Harper attaches to his objections to the magistrate judge report and recommendation an affidavit from Eric M. Miskovitch, a prisoner at SCI-Camp Hill in 2010, that alleges that inmate grievances were destroyed. (Doc. 73-2 at 3). The court rejects the attempt to supplement the record at this point as untimely and further finds the affidavit to be irrelevant as Miskovitch was not a prisoner at SCI-Camp Hill during the period in which Harper alleges the violations and inability to file grievances.
The magistrate judge adopted in full defendants' statement of material facts, which were supported by evidence in the record, because Harper's answer to the statements failed to cite to the record for support as required by L.R. 56.1 (statement of material facts supporting or opposing a motion "shall include references to the parts of the record that support the statements"). By court order dated March 2, 2010 (Doc. 65), Harper was provided with a copy of the Standing Practice Order which contains an explanation of the procedures to be followed when motions are filed and a copy of the pertinent portions of the Local Rules.

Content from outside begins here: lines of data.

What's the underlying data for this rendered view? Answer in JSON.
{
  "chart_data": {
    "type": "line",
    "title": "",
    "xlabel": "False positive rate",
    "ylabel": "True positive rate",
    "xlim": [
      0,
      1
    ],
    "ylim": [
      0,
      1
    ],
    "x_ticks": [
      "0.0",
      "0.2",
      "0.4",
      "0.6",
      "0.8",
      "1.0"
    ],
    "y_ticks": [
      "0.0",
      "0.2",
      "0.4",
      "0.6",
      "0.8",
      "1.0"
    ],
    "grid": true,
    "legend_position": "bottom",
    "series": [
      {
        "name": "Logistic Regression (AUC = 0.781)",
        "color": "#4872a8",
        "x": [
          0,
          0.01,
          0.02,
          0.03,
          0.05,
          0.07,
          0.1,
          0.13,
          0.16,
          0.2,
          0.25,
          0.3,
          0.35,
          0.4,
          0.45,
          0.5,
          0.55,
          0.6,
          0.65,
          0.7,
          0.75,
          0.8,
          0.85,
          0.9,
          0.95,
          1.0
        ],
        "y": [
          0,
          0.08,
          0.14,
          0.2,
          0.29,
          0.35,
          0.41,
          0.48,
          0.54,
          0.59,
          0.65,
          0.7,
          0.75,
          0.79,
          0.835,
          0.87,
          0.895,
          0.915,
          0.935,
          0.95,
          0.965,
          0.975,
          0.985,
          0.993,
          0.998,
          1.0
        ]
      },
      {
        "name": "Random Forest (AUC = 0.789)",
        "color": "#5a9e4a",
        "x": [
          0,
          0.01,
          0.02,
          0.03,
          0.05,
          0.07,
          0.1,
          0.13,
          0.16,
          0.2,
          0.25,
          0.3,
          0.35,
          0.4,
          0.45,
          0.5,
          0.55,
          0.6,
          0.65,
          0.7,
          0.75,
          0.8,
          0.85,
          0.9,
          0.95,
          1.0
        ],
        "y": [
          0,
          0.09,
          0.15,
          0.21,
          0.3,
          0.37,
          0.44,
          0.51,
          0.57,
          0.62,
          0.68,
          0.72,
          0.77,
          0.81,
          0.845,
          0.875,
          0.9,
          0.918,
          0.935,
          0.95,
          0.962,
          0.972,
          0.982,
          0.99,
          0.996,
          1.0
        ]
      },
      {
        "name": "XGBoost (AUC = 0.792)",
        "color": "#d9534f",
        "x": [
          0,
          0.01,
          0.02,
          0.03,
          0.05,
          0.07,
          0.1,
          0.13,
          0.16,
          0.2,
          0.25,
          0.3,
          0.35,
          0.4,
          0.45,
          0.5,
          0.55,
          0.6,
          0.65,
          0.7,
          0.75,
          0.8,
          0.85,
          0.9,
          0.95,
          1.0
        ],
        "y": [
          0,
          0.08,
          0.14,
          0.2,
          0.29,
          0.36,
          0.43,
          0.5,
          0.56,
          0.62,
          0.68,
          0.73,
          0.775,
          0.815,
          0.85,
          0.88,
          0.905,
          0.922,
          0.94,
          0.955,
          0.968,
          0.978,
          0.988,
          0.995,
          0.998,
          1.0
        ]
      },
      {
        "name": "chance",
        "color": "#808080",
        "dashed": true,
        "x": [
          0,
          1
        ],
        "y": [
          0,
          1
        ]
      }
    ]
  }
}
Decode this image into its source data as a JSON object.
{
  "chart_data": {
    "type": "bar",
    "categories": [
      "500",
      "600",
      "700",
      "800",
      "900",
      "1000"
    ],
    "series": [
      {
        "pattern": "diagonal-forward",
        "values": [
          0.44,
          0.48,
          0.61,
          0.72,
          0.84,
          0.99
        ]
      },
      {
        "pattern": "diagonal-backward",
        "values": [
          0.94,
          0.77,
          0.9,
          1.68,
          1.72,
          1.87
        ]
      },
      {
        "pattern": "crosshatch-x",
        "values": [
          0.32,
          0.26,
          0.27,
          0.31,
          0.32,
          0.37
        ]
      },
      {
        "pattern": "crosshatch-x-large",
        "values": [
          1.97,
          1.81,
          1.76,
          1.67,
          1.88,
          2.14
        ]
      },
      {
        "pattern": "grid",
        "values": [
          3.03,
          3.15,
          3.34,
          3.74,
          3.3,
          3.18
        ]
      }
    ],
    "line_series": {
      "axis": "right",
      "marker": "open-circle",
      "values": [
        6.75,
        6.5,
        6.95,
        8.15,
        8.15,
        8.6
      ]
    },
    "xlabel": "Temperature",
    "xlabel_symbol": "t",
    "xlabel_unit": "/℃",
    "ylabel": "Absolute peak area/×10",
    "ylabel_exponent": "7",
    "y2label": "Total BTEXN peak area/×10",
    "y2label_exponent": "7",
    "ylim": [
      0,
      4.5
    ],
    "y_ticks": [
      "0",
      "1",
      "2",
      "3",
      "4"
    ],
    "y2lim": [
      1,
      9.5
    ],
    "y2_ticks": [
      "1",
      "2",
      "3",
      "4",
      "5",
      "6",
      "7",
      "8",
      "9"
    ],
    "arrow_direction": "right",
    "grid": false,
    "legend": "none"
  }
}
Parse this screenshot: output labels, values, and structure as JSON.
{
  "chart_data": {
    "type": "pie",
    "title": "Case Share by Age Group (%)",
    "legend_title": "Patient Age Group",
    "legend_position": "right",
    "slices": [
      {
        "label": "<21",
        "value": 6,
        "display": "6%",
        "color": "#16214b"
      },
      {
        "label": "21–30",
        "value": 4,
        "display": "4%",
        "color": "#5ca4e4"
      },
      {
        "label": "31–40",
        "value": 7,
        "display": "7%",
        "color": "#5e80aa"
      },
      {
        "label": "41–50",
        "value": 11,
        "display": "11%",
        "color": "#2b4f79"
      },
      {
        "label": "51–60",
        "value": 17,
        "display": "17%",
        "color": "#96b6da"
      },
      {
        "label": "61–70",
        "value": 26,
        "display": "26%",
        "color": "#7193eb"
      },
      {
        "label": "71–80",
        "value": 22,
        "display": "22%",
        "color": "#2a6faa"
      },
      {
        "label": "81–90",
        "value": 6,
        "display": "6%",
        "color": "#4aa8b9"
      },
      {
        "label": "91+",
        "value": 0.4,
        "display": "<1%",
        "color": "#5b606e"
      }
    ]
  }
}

Harper states that he was not given time to review his medical records and was not provided with a copy of them as part of his discovery. (Doc. 73). As the court stated in its order dated September 7, 2010, Harper's complaints regarding discovery of his medical records are untimely and futile. (Doc. 76). Prisoners have no right to free photocopying for use in lawsuits, see Kelly v. United States, No. 4:08-CV-1813, 2008 WL 4601797 at *2 (M.D. Pa. Oct. 15, 2008), and there is no requirement that the government or defendants pay for an indigent plaintiff's discovery efforts. Id. The first time Harper raised this issue was in his objections to the report and recommendation (Doc. 75), and discovery has long since closed. (See Doc. 57 (order extending time to respond to document production to January, 29, 2010)). Moreover, Harper's objections about his medical records are irrelevant to the issue of exhaustion of his administrative remedies. Harper apparently believes there are contradictions in the medical records as compared to the affidavits submitted by the defendants (Doc. 77 at 3), but he fails to state how this is relevant to the issue of exhaustion.
1. The report and recommendation (Doc. 72) of the magistrate judge is ADOPTED.
2. The defendants' motion (Doc. 58) for summary judgment pursuant to FED. R. CIV. P. 56(c) is GRANTED.
3. The Clerk of Court is directed to enter JUDGMENT for the defendants.